MONTREAL - The last well-known custodian of the old-Irish culture of the area just south of downtown was laid to rest Tuesday as Leo Leonard’s life was celebrated by the many who loved the 86-year-old proprietor of the Griffintown Horse Palace.

Leonard spent a lifetime working with horses in the city, starting by delivering ice from a horse, then driving a caleche and finally by operating the Ottawa St. stables from 1967 until 2010.

Tributes were flowing fast at Feron's Funeral Home Tuesday morning, saluting the big-hearted old-timer with time for everybody.

“He had that likable character. Once you talked to him you had an instant friend. That's the kind of guy he was,” said lifelong friend Dan Clayhane.

Along with his generosity and compassion, Leonard was also a repository of local history.

“He had a fantastic memory. He could tell you what he did 25 years ago at a certain time and place,” said Clayhane.

“When he drove the caleche, he had a story for each building. People were amazed by that, he knew the area, the time the building was made, who was the mayor at the time, it was fantastic,” he said.

Leonard also became the subject of many stories, such as one that combined his nose for a profit with his desire to serve: during the great snowstorm of 1971 Leonard spent a night getting stranded travelers around on with his trusted steeds.

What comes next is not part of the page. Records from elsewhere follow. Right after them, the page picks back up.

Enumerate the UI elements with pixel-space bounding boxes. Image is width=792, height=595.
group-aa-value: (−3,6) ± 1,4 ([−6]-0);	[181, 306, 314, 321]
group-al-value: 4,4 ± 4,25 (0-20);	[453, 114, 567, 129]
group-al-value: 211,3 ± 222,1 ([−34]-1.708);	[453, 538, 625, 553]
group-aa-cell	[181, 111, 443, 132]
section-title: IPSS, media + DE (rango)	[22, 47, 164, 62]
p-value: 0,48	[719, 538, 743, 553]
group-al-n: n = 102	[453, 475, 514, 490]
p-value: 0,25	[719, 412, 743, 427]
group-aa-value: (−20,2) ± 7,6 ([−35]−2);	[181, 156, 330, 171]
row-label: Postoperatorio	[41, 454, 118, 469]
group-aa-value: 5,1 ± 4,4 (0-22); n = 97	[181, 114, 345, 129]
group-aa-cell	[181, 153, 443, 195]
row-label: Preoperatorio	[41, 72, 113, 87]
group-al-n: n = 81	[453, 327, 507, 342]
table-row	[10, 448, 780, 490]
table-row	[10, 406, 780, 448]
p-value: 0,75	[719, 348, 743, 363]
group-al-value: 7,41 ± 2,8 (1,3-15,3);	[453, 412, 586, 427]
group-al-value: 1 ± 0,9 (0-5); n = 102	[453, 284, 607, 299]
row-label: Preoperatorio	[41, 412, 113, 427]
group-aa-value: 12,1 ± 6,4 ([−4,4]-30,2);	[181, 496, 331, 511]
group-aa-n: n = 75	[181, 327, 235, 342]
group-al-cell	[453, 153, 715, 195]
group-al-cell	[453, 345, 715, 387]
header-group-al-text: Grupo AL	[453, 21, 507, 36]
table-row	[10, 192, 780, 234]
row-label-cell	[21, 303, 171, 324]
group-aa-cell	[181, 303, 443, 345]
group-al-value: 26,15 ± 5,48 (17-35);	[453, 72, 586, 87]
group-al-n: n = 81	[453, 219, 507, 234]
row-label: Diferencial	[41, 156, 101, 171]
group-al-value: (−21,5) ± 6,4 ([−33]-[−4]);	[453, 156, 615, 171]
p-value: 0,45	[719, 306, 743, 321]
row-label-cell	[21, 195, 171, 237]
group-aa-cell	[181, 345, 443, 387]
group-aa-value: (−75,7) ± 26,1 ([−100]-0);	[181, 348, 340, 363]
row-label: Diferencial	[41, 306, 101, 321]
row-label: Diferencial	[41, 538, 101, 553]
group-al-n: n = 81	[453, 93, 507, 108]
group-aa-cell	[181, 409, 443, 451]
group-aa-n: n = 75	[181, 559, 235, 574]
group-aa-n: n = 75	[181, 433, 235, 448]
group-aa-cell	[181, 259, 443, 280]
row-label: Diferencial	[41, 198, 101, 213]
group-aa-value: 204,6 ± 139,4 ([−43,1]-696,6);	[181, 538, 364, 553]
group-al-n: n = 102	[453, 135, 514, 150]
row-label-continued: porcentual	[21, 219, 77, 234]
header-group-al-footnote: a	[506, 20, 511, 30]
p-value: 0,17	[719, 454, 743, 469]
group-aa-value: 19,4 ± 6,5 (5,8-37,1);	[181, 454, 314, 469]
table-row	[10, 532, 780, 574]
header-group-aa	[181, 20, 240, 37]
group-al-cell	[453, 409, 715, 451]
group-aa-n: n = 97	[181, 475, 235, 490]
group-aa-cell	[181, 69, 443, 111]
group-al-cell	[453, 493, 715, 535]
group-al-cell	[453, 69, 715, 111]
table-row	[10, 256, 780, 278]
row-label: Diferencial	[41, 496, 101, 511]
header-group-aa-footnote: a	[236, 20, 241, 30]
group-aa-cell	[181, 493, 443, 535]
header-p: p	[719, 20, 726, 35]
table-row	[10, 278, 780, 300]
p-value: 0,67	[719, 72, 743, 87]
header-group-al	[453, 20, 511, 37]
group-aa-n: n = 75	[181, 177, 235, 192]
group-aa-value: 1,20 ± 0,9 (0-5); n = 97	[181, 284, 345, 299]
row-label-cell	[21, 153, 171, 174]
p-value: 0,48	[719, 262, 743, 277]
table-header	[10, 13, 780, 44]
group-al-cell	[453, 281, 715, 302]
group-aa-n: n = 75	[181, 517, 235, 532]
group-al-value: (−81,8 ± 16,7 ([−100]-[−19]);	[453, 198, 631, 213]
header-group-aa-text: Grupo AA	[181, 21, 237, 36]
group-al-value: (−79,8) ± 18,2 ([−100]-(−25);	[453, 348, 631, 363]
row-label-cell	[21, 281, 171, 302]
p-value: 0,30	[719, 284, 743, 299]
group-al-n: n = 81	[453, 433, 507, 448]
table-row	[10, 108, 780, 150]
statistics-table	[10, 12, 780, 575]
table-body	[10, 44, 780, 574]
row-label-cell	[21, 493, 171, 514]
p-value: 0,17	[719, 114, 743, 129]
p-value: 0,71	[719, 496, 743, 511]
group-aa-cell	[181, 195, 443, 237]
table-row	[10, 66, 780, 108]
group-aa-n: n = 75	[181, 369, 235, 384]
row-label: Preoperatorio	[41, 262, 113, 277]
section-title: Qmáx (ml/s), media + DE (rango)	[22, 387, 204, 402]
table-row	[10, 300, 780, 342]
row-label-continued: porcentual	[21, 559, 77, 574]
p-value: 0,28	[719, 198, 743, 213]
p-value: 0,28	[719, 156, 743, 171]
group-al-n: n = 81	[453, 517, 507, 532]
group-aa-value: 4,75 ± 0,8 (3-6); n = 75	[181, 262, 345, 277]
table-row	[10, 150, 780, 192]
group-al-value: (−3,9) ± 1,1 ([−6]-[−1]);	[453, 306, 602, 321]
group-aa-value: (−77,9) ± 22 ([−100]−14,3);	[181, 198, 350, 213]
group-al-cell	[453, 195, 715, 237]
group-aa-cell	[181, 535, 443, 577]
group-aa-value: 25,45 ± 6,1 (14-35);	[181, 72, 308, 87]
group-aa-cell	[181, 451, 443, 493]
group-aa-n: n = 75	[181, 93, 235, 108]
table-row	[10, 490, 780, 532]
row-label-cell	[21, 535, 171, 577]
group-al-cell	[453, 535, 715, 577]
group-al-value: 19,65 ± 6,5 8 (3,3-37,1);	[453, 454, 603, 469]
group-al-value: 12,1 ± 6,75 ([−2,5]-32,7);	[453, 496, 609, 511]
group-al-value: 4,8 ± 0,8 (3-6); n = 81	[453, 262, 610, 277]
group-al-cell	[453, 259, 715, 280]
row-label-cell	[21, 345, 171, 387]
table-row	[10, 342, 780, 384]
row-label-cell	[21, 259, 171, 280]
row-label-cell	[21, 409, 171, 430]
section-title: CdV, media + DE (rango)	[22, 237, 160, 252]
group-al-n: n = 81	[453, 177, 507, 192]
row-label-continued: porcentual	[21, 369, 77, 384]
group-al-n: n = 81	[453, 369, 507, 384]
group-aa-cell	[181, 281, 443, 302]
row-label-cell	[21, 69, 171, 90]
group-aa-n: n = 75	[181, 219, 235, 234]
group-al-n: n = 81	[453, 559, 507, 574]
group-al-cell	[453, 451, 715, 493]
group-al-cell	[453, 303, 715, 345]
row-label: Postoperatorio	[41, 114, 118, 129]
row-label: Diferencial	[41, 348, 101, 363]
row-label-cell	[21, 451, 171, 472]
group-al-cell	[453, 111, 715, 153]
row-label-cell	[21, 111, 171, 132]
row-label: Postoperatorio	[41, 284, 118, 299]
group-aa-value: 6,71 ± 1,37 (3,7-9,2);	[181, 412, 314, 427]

“He would hook up a couple of sleighs and he went up to Atwater and for 10 bucks he'd take you from Atwater to place Ville Marie and he just went back and forth all night,” said friend Doug Palmer.

City politics was not kind to Leonard, who saw the Goose Village neighbourhood he was born in demolished under Drapeau in 1964. After he moved to Griffintown the city rezoned it in a way to allow the centuries-old community to be replaced by warehouses.

City second-in-command Laurent Saulnier said in 1965, that, “the people in Griffintown have nothing to worry about, they can always go on welfare.”

But Leonard was an example of the hardworking ethic emblematic of the embattled area, keeping his stables running long past a time when most others had left.

He also contributed to the area, helping out others in need, in the form of jobs, cash, clothing, whatever could be of help.

Leonard was known to offer passersby a warm beer or free fertilizer, as he marketed the horse manure piled up near the stables.

And that stables is what he will be best remembered by.

“He will always be remembered as the one who had the stable in Montreal,” said niece Colleen O’Connor.

“He always helped anybody out in need,” she said. “He made a lot of donations never bragged about never talked about it.”

The era when Montrealers were transported by horse came to a slow close at the start of the 20th century and eqine-oriented caleche families like the Tierneys, McGarrs and Butlers soon found other lines of work but the tradition endured with a few others, including Leo Leonard, whose passing feels like the end of an era.